Ma torniamo ai nostri Giovani Russi: del gruppo si cominciò a sentir parlare sempre meno man mano che la Seconda Guerra Mondiale si avvicinava ai confini sovietici; Stalin aveva, del resto, tutto l’interesse di far apparire l’URSS quale blocco monolitico, senza disaccordi al proprio interno e con degli scopi ben precisi, ossia la vittoria della Grande Guerra Patriottica e l’annientamento del nazismo. Decise dunque di non più curarsi di quel gruppuscolo di originali e indecisi, un po’ zaristi e un po’ socialisti. Come già ricordato, buona parte dei Mladorossi, rifugiatisi in Francia fin dal 1917, contribuì attivamente alle operazioni di Resistenza; ma, dalla fine degli anni Quaranta, di loro non si sentì più parlare. Si può datare dunque a quegli anni la dissoluzione ufficiale del gruppo.

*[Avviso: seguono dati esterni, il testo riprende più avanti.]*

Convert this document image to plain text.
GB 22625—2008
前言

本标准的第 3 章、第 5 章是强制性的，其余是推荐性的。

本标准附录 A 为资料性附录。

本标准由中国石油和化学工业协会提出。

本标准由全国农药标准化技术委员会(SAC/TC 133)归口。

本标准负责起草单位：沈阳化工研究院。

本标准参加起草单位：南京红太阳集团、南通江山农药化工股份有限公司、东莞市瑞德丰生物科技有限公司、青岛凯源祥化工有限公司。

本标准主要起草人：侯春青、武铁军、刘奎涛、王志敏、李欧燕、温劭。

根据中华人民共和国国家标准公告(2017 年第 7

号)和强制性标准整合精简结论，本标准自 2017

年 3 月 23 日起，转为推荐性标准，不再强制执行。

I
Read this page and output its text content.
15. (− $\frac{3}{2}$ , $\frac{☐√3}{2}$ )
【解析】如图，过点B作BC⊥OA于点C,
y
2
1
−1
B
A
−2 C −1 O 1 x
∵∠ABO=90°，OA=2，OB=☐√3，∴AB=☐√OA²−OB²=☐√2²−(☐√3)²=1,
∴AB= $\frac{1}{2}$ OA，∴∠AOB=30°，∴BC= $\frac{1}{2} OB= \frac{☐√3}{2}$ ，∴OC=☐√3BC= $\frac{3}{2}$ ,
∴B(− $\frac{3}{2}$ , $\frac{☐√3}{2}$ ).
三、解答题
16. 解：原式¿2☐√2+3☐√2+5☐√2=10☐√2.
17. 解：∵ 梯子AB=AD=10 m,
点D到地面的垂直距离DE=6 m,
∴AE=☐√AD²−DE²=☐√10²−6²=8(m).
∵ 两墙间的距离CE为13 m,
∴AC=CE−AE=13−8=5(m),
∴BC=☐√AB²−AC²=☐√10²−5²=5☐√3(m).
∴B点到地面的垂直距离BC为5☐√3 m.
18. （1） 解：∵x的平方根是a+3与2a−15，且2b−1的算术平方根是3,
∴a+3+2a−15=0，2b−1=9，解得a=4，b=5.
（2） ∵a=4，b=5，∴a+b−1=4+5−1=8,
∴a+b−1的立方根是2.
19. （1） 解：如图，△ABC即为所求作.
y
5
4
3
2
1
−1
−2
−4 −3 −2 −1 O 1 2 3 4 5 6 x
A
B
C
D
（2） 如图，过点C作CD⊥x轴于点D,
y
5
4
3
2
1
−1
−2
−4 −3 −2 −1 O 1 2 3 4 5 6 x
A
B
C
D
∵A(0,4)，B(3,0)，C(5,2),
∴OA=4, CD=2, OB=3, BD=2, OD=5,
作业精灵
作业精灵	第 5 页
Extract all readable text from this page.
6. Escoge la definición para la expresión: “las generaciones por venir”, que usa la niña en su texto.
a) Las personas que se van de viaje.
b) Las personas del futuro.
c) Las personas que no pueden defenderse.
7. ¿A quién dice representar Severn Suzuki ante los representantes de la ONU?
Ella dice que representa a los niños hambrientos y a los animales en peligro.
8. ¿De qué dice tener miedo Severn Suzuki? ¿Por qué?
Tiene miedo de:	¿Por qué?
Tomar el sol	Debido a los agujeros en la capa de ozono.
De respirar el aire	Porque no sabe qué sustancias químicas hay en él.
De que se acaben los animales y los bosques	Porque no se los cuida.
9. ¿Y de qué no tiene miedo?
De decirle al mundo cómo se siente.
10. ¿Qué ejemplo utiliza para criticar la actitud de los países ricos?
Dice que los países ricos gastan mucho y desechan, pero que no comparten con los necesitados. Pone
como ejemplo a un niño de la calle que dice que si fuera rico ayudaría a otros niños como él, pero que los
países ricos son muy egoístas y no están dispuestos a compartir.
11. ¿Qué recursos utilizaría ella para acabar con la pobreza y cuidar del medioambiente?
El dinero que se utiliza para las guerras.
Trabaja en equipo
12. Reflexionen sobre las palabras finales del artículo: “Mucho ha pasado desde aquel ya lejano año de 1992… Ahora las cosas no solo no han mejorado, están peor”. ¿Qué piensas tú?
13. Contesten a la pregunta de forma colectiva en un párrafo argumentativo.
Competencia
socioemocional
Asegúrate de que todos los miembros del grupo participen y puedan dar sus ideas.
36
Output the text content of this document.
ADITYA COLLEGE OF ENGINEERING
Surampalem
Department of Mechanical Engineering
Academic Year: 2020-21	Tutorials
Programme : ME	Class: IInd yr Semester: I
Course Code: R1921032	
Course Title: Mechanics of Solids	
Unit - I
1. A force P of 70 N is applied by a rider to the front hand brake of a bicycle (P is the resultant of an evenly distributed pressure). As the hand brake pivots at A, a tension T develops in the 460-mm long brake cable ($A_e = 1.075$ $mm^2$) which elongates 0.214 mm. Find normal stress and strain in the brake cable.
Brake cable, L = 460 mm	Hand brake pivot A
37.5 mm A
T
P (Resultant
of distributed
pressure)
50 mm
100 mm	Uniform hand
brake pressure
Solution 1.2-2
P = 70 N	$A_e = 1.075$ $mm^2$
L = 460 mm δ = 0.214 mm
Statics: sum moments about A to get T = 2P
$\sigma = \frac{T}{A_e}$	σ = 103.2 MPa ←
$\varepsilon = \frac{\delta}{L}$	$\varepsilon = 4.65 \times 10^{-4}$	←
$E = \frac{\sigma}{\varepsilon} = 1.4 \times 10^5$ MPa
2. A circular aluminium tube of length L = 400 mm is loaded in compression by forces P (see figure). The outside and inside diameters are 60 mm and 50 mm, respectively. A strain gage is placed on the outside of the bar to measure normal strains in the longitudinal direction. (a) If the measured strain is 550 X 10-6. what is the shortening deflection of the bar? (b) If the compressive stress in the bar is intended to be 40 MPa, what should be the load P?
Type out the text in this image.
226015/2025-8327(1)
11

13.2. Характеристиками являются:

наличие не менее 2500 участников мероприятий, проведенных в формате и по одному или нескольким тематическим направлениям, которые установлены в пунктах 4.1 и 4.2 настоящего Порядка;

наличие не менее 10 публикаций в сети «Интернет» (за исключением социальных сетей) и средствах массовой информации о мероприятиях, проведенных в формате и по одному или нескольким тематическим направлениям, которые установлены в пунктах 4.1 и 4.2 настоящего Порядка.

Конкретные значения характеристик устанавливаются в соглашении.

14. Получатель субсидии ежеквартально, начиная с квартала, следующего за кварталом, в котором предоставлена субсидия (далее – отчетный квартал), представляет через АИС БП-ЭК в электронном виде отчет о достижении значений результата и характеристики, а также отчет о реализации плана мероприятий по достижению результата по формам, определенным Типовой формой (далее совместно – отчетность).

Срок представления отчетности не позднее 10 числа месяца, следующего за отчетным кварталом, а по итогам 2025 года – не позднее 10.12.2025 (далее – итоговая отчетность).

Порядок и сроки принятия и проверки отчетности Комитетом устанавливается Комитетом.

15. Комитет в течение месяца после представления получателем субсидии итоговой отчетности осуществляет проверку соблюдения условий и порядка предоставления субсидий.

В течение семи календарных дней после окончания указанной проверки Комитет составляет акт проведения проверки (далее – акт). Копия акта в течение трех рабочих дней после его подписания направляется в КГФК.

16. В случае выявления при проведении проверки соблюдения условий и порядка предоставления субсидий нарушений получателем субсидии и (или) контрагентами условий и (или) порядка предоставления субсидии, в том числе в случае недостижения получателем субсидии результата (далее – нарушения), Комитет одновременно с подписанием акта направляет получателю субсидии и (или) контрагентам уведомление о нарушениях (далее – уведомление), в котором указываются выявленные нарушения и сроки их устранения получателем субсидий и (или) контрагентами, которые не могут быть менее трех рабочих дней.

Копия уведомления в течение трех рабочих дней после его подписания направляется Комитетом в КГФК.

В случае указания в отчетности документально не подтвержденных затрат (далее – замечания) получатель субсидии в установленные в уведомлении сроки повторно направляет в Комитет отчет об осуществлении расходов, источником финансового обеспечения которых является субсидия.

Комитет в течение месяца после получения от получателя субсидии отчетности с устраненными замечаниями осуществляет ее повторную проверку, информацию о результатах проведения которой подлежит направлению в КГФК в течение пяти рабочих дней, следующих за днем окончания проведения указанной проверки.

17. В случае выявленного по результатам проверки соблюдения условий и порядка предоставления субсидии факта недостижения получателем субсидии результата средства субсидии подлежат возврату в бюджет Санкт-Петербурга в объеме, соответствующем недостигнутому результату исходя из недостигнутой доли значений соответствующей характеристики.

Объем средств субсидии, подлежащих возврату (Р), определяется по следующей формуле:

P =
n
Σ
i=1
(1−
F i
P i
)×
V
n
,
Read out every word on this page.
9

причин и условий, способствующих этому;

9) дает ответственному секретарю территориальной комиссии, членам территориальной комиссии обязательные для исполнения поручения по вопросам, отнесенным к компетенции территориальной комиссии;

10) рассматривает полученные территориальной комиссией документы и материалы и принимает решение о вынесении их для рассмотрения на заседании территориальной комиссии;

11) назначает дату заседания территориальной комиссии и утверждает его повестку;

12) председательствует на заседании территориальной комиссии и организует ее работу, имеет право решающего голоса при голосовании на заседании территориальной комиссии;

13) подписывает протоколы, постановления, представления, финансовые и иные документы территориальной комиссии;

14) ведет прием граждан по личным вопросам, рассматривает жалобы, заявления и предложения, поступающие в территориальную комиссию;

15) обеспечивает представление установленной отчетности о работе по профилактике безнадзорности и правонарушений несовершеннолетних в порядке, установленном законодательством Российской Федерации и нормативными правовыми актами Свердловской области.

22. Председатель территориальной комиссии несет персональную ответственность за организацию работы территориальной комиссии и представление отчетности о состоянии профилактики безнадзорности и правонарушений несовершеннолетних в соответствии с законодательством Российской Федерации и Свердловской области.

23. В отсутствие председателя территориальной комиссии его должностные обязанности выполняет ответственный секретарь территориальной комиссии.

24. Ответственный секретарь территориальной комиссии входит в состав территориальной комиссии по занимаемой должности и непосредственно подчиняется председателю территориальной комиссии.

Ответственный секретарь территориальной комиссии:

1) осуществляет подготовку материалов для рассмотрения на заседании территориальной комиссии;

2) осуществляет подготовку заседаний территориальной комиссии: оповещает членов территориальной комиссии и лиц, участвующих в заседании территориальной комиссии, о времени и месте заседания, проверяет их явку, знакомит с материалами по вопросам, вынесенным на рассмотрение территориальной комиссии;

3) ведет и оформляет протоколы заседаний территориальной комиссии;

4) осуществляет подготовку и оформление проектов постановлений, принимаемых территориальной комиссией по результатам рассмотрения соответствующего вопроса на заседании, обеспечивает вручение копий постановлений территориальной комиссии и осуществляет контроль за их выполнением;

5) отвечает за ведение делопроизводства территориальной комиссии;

Continuò a far parlare di sé invece Kazembek, il leader dell’Unione; trasferitosi a San Francisco sin dal principio dei Quaranta, divenne editorialista della Novaya Zarya (letteralmente: Nuova Alba), quotidiano in lingua russa per i colà emigrati; ma non dimenticò i suoi compatrioti, soprattutto quelli caduti prigionieri: si prodigò infatti nell’invio di aiuti – sia in denaro che in generi di prima necessità – ai russi nei campi di concentramento e prigionia tedeschi, personalmente e da membro della Young Men Christian Association. Insegnante di Lingua e Letteratura russa presso l’Università di Yale ed il Connecticut College tra il 1944 ed il ’57, s’impegnò pure nella formazione di una rete ideale che collegasse tra loro gli ortodossi russi emigrati sparsi per gli USA (la sua formazione accademica comprendeva anche la teologia, e la Chiesa Ortodossa Russa, nella di lui idea di Stato un po’ monarchico e un po’ comunista, doveva ricoprire un ruolo di assoluto primo piano: quello di custode dei valori tradizionali, da preservare sempre e comunque, ma che benissimo si potevano sposare con una forma socialista di governo politico-economico). Chiese nel 1957 il permesso di tornare permanentemente in Unione Sovietica; pare addirittura abbia inviato alla Pravda un articolo in cui faceva ammenda delle sue precedenti posizioni antisovietiche – per la verità poche, dal momento che fra i Mladorossi fu oggettivamente sempre il più bolscevico –, soprattutto di gioventù, ma non ne abbiamo prove provate, ed egli non lo ammise mai. Sta di fatto che la sua richiesta venne accolta: nello stesso 1957 fece ritorno in URSS e fu impiegato, fino alla morte, presso il Dipartimento Affari Esteri del Patriarcato di Mosca.